With all this anti-Japanese feeling, what would worry me is what would happen after an election. It seems to me we might find an effort by the administration to preempt the protectionists. And then things could get a lot worse. I don't see any relief from this trade situation. And it's worsening steadily. It's moved out of being product-specific - that is, we complained about the textiles, we complained about the steel, we complained about the TVs, we complained about the autos - the Japanese could deal with that.

But now we're complaining about Japanese industrial policy. Now how do you negotiate about how a country runs its business? In the first place, it's none of our business. We don't even complain to the Russians about how they run their economy, for Christ's sake. And we presume to tell the Japanese that their industrial policy is wrong. You can't negotiate that. If the confrontation gets to those kinds of issues, then it's pure confrontation, there's no room there.

Do you think that could accelerate the movement in Japan towards a more independent policy economically and militarily?

I don't want to exaggerate this. Let's be quite clear. The Japanese have made a very considerable effort to stay linked to the United States. Any other option is less attractive to them. We're not talking about a crisis. Nothing is going to happen over the next 12 or 18 months, assuming the Soviets don't do something absolutely stupid that would cause an absolute break.

Let's assume that Japan does in fact increasingly rearm as it has been for some time. You can see Japan now disassociated from the alliance, abrogating the security treaty, which would play hell with our strategic position, or moving towards a more neutral role. MacArthur, you know, used to talk about how Japan could be the Switzerland of Asia. Not because it wants to, but because we'll drive them that way.

Multinational Monitor: In the U. S. we have tremendous unemployment problems. What's going to happen to all these laid off workers in the industrial heartland, or in California? Should the U.S. follow the path of Japan and ship its labor intensive industries abroad?

James Abegglin: Well, the footwear and textile industries left New England a long time ago, and it took about a generation, but New England's in pretty good shape now. That's the kind of process that has to go on. The danger is that we spend a lot of money trying to rebuild industries that we should no longer maintain.

Multinational Monitor: What about the steel industry?

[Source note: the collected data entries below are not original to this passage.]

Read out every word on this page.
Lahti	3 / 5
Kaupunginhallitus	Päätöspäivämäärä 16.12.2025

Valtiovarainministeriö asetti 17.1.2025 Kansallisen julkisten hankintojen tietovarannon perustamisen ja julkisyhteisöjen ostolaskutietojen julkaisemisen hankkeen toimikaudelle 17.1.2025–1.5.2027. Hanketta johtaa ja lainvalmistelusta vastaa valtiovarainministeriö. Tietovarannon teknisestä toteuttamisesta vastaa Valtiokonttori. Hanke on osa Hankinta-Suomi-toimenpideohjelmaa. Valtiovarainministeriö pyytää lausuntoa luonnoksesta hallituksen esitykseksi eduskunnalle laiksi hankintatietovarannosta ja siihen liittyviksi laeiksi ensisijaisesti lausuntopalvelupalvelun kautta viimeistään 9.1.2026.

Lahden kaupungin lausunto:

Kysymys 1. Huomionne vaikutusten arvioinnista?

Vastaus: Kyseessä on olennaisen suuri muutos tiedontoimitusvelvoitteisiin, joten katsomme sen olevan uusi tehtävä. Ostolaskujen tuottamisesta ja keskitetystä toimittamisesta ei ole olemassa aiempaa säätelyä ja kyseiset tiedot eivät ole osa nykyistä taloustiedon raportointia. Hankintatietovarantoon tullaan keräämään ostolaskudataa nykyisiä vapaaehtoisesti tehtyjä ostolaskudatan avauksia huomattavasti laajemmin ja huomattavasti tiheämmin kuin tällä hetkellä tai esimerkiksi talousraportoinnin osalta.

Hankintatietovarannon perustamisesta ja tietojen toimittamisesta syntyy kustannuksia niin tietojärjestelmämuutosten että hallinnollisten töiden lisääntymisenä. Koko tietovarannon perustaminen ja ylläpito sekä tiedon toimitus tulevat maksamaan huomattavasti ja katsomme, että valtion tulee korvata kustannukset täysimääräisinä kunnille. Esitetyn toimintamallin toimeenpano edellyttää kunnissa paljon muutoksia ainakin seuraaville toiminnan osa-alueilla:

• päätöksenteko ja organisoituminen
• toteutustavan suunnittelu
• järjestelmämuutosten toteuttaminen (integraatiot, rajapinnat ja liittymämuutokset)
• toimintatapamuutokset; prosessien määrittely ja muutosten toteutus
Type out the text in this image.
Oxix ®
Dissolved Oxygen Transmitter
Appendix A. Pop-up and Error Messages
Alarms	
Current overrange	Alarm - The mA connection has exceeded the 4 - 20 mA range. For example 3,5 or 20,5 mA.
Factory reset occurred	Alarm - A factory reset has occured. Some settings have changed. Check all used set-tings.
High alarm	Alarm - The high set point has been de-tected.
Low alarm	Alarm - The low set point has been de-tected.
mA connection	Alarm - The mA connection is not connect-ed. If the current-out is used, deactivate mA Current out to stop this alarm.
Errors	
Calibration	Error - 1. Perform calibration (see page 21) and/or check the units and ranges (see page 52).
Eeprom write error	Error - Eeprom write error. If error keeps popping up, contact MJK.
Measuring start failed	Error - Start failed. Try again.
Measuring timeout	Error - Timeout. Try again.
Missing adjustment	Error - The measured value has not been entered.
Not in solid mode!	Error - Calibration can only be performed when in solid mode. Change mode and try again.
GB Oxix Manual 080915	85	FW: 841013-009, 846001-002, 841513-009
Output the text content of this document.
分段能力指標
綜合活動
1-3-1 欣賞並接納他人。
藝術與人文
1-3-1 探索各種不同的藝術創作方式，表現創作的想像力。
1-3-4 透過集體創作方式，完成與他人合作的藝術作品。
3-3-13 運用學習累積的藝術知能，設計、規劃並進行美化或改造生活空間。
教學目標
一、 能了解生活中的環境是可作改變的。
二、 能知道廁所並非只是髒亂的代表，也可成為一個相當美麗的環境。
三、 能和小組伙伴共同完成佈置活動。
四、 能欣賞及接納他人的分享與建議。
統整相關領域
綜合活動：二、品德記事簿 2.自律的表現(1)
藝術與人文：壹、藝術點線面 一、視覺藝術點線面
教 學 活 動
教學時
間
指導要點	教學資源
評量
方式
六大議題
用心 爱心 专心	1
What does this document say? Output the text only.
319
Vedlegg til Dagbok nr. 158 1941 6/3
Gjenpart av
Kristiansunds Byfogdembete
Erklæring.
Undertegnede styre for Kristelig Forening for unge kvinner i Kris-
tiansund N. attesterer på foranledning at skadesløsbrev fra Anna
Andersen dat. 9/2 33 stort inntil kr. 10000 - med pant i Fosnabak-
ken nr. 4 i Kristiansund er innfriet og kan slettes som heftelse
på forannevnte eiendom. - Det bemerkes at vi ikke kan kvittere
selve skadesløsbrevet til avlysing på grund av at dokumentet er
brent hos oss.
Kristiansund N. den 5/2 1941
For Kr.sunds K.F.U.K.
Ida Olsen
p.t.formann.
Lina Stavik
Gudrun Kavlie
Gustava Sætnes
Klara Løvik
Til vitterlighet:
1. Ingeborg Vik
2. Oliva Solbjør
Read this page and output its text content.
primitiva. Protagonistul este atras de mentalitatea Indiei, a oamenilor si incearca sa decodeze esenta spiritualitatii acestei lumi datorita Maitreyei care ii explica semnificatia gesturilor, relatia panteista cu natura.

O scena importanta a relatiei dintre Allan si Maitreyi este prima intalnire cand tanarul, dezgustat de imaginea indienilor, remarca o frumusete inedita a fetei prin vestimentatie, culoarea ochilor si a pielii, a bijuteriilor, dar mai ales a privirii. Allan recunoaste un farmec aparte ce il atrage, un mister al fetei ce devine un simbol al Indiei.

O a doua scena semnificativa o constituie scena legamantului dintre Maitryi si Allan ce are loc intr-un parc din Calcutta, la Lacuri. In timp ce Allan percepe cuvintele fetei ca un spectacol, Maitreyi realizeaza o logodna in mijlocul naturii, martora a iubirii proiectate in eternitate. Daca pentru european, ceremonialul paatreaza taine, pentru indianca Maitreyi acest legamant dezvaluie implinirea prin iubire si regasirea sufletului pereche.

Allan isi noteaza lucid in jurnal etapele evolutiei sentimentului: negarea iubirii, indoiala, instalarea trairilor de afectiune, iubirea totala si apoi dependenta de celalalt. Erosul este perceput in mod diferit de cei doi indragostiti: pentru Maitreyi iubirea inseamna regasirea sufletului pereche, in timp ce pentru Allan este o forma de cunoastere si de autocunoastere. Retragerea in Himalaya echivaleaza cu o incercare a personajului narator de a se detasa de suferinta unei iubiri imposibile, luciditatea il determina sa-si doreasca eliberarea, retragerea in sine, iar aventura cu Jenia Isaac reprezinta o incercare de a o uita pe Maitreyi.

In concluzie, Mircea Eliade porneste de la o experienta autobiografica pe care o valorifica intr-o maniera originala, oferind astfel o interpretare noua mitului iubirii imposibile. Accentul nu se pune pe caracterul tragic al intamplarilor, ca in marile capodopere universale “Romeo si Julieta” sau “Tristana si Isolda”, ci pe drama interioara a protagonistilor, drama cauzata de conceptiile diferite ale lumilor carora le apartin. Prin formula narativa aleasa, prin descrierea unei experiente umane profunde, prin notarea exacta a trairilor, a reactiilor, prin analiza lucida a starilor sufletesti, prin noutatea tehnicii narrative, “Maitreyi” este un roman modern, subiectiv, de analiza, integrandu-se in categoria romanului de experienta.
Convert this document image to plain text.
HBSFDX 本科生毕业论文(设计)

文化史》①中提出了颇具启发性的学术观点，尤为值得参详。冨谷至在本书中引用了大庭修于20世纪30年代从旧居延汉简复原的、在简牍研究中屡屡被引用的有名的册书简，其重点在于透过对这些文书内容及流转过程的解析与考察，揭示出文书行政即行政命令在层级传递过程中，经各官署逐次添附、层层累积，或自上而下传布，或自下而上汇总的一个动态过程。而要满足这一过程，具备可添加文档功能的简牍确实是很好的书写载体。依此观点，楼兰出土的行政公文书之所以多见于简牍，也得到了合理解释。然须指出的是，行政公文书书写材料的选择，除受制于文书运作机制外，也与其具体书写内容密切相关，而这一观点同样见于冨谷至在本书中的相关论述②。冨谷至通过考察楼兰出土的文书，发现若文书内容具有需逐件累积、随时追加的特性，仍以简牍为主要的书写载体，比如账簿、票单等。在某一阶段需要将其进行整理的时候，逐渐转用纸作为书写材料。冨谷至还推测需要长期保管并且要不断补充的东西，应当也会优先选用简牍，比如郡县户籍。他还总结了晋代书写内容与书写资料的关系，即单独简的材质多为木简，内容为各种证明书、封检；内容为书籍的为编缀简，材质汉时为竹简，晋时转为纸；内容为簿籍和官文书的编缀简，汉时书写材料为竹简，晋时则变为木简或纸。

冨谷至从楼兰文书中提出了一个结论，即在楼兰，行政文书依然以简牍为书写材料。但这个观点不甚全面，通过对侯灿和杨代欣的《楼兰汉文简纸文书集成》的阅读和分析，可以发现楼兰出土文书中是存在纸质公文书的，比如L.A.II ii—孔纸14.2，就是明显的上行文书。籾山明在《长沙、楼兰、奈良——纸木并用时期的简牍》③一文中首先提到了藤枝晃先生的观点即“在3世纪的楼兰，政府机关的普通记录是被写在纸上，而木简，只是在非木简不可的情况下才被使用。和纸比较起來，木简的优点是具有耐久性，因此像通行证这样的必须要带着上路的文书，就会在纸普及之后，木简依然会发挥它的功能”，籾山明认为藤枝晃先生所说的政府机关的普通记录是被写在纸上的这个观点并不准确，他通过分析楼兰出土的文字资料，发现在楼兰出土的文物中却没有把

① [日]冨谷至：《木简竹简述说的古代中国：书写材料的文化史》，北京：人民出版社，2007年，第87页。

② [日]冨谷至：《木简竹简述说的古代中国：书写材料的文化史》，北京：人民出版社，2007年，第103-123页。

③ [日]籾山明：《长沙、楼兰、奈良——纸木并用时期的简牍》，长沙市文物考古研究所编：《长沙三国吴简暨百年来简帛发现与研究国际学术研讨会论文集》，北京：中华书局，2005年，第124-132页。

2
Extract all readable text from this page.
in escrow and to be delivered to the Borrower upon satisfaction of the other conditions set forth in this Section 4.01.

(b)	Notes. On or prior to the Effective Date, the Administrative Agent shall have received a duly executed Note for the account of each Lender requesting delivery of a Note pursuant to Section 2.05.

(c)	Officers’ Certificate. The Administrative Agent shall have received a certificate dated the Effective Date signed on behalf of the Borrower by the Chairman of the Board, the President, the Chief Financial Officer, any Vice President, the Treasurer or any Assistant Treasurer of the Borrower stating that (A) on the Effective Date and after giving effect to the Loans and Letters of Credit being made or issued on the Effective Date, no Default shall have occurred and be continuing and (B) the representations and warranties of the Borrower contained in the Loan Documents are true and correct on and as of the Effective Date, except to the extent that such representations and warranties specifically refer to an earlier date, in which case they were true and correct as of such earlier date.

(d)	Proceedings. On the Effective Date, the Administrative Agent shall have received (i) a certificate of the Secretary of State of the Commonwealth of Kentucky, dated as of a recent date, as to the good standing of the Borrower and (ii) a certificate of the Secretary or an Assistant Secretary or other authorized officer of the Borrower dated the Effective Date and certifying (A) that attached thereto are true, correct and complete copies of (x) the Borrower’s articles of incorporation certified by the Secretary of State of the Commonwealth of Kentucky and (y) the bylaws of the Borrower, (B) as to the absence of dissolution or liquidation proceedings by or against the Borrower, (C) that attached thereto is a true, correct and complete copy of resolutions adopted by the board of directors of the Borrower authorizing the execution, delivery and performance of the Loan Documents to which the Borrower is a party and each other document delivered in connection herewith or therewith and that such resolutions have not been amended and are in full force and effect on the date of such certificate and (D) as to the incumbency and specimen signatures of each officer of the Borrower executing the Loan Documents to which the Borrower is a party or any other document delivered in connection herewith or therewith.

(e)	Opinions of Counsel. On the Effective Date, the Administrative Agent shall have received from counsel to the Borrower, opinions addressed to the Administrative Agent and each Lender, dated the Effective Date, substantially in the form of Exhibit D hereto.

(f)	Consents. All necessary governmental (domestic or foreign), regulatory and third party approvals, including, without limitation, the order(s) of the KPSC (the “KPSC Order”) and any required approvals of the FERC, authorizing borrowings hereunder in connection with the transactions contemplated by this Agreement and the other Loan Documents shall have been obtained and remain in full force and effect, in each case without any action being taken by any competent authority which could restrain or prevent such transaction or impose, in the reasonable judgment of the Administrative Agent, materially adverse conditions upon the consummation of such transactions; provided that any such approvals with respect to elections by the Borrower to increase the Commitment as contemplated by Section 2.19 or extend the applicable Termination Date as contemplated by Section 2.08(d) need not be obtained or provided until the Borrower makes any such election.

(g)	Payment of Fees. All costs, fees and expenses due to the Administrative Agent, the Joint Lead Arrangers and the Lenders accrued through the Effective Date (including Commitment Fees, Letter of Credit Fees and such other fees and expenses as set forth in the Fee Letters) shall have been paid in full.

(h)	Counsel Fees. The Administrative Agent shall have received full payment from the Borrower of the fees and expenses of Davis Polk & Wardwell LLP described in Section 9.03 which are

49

It's running at about 60 percent capacity, and most of the laid off steel workers will never get their jobs back, according to most analysts.

James Abegglin: We're going to have a steel industry, but we shouldn't have one the size we had, we shouldn't have hundred-year-old plants still producing steel. Open hearth furnaces still in the United States! Japan hasn't had an open hearth furnace operating since the 1960s. They're obsolete. Close them down! Get them out of there! Don't defend them.